Once Docker has a proxy setting, it will pass the proxy to the container during build via environment variables.

Those settings are picked up by your build container.


For local connections I had to modify the build logic to exclude the NGINX local hosting IP, which would have gone thru the proxy too.

Curl in the currently used versions in most distributions does not yet allow to exclude IP ranges.
Therefore I am excluding the IP address of the NGINX container only.

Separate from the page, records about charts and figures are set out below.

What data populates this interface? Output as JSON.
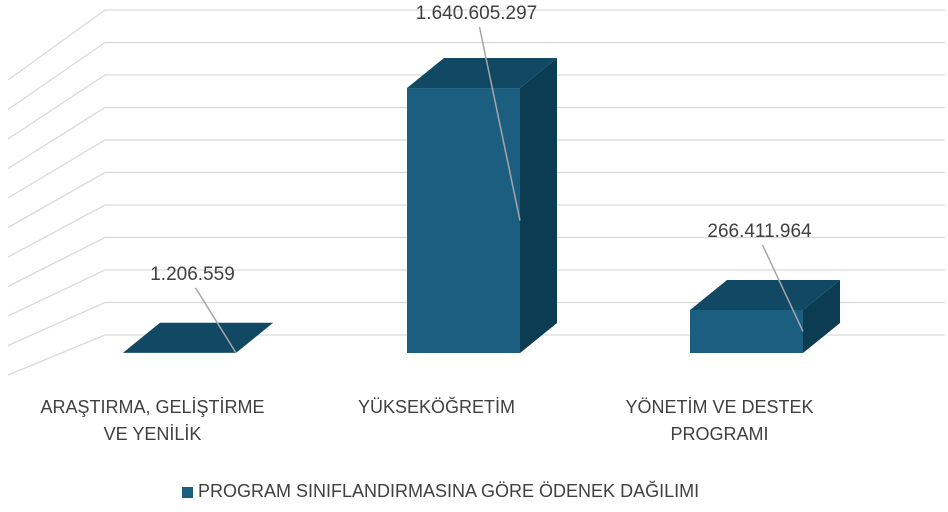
{
  "chart_data": {
    "type": "bar3d",
    "categories": [
      "ARAŞTIRMA, GELİŞTİRME VE YENİLİK",
      "YÜKSEKÖĞRETİM",
      "YÖNETİM VE DESTEK PROGRAMI"
    ],
    "series": [
      {
        "name": "PROGRAM SINIFLANDIRMASINA GÖRE ÖDENEK DAĞILIMI",
        "color": "#1b5e80",
        "values": [
          1206559,
          1640605297,
          266411964
        ],
        "value_labels": [
          "1.206.559",
          "1.640.605.297",
          "266.411.964"
        ]
      }
    ],
    "ylim": [
      0,
      2000000000
    ],
    "yticks": [
      0,
      200000000,
      400000000,
      600000000,
      800000000,
      1000000000,
      1200000000,
      1400000000,
      1600000000,
      1800000000,
      2000000000
    ],
    "grid": true,
    "legend": "bottom"
  }
}
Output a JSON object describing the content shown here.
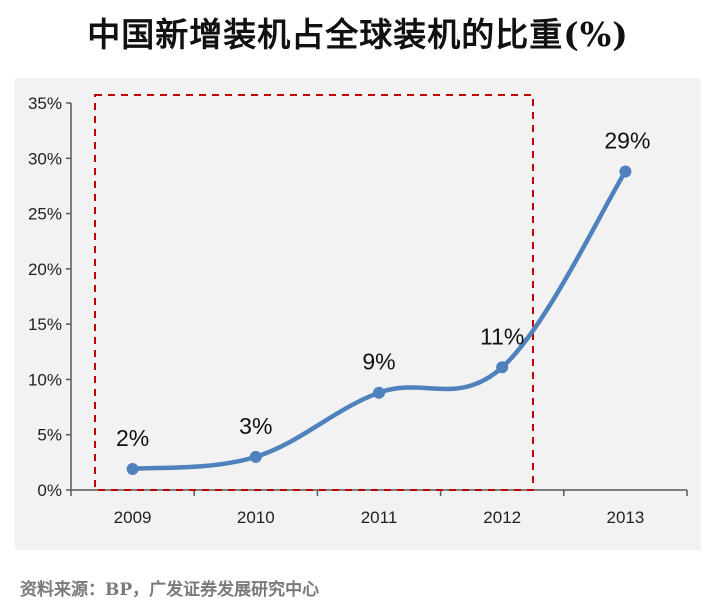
{
  "title": "中国新增装机占全球装机的比重(%)",
  "source": "资料来源：BP，广发证券发展研究中心",
  "chart_data": {
    "type": "line",
    "title": "中国新增装机占全球装机的比重(%)",
    "xlabel": "",
    "ylabel": "",
    "categories": [
      "2009",
      "2010",
      "2011",
      "2012",
      "2013"
    ],
    "series": [
      {
        "values": [
          2,
          3,
          9,
          11,
          29
        ],
        "data_labels": [
          "2%",
          "3%",
          "9%",
          "11%",
          "29%"
        ],
        "plotted": [
          1.9,
          3.0,
          8.8,
          11.1,
          28.8
        ],
        "color": "#4f81bd"
      }
    ],
    "ylim": [
      0,
      35
    ],
    "yticks": [
      "0%",
      "5%",
      "10%",
      "15%",
      "20%",
      "25%",
      "30%",
      "35%"
    ],
    "grid": false,
    "legend": "none",
    "highlight": {
      "from": "2009",
      "to": "2012",
      "color": "#c00000",
      "style": "dashed"
    },
    "plot_background": "#f2f2f2"
  }
}
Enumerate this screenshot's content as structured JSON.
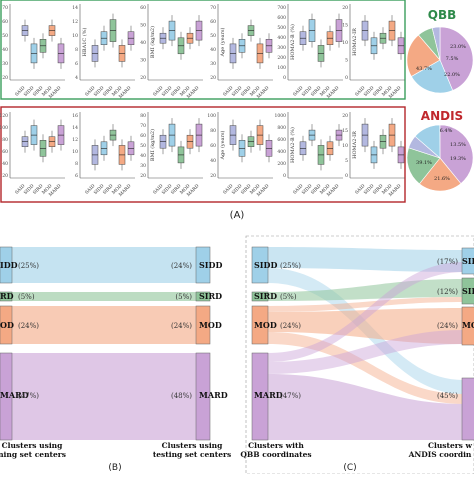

vi /usr/lib/systemd/system/docker.service


---


Environment=https_proxy=
http://192.168.96.99:3128
Environment=http_proxy=
http://192.168.96.99:3128

systemctl daemon-reload

systemctl restart docker



Configure proxy on Docker client



mkdir ~/.docker

vi ~/.docker/config.json


---


{

"proxies": {

 "default": {

   "httpProxy": "
http://192.168.96.99:3128",
   "httpsProxy": "
http://192.168.96.99:3128"
 }

}

}



Configure proxy for your current session for curl, git and other operations


Usually the proxy should be already set on OS level.
But if it is not generally set, you can export the proxy using environment variables in your current session.


export https_proxy=
http://192.168.96.99:3128
export http_proxy=
http://192.168.96.99:3128


This last step might not be needed for a Docker build, but would be useful for curl and other operations.

Your admin might have already globally set the proxy in your environment.

Else also for pulling Linux updates or installing packages on your host needs the proxy (unless you configured a local repo cache)


The proxy would be also used by your Git client to pull updates from GitHub.